First, it represents a massive federal intervention into a policy area that is best, and more properly, handled by states and localities.
Going down the road of having bureaucrats from the U.S. Department of Education establish base salary goals based on the arbitrary standard of what similarly-educated workers make tramples over the flexibility and financial considerations states and school districts have and must contend with.
Second, Harris grants that she’s not quite sure yet how to pay for it. “Well, here’s the thing,” she said at a speech at Texas Southern University in Houston. “You understand that your analysis is not how much does it cost. The question is what’s the return on the investment. And on this, the investment will be our future.”
That might sound compelling enough on the surface, but the reality is that it’s important to have a sense of how to pay for something as massive as a $315 billion giveaway.

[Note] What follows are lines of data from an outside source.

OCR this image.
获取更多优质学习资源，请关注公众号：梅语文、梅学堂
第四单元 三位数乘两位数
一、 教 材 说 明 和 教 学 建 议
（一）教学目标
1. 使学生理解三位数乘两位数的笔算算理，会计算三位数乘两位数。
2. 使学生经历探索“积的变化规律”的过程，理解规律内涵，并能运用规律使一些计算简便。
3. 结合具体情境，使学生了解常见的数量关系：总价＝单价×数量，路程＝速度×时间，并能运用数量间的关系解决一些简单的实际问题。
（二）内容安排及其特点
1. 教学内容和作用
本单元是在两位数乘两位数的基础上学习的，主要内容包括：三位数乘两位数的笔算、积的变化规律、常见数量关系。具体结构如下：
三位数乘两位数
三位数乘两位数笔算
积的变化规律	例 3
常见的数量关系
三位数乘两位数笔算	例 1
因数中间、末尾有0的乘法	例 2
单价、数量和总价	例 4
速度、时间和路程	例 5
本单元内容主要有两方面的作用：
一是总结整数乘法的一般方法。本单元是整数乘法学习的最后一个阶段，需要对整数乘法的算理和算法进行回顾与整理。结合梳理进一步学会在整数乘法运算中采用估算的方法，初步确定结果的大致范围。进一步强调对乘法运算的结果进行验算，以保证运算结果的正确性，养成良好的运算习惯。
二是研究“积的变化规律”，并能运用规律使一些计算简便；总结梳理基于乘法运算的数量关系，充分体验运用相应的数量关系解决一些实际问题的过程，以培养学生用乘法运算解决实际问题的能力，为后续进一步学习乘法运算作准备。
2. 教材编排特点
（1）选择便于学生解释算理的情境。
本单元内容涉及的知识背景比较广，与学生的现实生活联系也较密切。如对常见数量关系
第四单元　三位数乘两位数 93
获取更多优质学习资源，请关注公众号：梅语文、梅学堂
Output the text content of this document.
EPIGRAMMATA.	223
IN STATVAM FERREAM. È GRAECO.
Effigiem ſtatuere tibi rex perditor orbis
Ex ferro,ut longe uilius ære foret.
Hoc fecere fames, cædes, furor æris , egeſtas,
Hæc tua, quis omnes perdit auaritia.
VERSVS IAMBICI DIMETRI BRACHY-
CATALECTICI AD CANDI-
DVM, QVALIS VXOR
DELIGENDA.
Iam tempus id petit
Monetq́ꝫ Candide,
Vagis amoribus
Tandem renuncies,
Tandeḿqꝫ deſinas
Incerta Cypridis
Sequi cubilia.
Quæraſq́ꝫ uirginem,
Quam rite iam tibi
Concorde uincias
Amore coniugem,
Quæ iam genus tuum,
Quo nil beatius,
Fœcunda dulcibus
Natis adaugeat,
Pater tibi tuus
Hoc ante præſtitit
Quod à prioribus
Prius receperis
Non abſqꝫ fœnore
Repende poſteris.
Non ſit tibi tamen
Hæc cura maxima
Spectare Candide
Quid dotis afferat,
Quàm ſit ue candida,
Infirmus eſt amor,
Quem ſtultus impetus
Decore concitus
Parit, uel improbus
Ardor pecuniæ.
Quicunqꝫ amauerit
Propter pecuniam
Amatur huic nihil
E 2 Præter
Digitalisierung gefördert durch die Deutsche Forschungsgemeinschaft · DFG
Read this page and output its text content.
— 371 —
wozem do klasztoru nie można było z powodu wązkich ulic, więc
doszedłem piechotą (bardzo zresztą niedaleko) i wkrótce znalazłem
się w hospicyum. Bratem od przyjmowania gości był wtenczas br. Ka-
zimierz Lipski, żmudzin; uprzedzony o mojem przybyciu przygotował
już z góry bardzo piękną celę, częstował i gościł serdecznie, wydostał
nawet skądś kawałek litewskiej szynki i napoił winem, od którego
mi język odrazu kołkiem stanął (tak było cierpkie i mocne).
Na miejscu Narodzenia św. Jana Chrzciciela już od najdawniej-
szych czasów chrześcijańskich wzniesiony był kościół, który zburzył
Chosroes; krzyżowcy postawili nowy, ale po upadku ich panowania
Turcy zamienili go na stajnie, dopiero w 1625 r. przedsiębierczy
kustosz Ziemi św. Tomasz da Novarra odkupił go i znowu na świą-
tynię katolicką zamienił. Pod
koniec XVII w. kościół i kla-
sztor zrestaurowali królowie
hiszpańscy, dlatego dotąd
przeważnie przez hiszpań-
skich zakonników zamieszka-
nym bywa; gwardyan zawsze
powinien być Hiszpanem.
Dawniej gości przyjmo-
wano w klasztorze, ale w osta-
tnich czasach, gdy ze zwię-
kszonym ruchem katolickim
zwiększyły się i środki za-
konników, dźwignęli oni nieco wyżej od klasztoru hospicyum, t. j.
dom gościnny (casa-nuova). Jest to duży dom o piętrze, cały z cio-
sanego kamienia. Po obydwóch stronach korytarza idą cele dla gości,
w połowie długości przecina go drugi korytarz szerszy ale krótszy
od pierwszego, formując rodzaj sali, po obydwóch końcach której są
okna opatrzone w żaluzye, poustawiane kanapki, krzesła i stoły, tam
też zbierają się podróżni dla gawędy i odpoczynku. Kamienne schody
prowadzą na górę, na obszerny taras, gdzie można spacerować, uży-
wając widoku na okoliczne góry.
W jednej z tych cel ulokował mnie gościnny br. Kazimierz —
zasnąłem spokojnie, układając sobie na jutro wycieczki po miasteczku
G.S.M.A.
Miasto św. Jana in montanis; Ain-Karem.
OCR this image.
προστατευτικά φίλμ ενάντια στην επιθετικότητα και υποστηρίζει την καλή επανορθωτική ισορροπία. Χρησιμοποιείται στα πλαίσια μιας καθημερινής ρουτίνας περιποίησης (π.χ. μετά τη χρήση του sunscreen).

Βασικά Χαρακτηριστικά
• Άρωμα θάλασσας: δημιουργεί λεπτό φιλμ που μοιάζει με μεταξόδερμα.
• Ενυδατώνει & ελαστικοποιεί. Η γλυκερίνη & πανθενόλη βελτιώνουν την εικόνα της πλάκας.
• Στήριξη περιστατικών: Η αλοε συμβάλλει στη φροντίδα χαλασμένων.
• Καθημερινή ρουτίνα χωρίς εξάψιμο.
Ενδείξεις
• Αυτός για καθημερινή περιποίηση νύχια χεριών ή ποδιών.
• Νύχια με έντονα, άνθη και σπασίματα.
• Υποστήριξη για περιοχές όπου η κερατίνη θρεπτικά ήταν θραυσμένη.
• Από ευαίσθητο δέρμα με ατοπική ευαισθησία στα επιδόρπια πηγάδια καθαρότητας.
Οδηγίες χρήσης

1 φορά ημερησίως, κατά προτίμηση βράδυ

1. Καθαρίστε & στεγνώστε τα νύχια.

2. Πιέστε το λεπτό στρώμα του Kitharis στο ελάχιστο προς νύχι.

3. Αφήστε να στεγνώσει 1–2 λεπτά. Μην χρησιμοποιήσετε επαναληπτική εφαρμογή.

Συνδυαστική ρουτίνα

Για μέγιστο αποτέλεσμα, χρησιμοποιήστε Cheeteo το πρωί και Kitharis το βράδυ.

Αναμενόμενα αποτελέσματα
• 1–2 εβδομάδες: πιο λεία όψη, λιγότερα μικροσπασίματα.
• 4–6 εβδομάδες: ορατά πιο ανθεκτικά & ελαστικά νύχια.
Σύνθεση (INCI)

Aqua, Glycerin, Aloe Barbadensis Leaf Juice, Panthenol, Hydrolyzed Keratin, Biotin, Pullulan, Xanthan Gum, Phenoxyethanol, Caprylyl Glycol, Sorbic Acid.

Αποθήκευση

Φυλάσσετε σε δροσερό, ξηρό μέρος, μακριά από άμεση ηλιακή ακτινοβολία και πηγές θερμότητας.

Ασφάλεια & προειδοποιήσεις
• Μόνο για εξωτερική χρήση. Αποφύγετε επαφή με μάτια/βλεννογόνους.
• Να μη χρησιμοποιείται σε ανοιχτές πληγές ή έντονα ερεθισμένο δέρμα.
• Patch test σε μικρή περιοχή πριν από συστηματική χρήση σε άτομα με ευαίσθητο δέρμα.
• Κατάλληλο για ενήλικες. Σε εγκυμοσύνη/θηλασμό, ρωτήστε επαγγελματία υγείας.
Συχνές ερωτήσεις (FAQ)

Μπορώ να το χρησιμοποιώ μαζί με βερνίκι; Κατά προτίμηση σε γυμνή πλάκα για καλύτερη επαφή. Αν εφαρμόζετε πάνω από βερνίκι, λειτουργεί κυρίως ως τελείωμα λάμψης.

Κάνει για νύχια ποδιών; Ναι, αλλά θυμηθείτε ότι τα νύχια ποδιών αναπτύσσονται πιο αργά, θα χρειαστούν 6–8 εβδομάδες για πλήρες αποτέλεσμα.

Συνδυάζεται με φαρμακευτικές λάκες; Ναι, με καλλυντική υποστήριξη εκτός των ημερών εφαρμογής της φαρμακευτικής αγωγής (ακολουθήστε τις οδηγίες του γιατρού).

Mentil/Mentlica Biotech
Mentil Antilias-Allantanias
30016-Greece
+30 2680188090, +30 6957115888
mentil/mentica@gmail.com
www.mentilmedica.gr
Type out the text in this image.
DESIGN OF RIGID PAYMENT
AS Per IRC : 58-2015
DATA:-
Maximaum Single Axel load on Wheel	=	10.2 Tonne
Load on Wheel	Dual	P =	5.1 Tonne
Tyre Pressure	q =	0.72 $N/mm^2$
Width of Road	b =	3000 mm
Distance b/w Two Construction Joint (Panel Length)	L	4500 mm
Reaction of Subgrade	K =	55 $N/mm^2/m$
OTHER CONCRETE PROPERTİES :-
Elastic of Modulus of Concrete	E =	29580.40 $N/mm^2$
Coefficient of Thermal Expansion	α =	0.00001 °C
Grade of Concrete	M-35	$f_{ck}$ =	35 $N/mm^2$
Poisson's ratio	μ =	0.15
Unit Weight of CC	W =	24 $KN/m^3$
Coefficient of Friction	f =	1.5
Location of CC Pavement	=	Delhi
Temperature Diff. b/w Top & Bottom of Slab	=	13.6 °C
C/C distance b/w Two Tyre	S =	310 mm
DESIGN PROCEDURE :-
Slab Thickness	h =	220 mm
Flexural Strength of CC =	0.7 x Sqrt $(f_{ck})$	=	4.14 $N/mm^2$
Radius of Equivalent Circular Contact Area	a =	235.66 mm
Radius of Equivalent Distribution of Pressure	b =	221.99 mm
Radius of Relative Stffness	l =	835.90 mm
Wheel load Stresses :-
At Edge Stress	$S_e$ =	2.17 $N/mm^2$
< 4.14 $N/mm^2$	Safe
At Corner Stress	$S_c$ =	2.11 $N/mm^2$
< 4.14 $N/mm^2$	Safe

Promising to give away money is one of the easiest things a politician can do. It’s certainly much easier than having to say how you’ll pay for it. And it’s even easier than figuring out how to pay for it when the federal government, under current obligations, is already on track to have $1 trillion annual budget deficits for years to come.
Under the most charitable interpretation of Harris’ plan, Harris is merely trying to reflect the commonly held notion that teachers ought to be paid more. But what’s as, or more likely, is that Harris, a presidential candidate who would certainly appreciate the massive spending capabilities of the American Federation of Teachers and the National Education Association, is simply making big promises for political points.
Alas, with size of government today, promising to leverage the power of the federal government to please this or that interest group is how the game is played.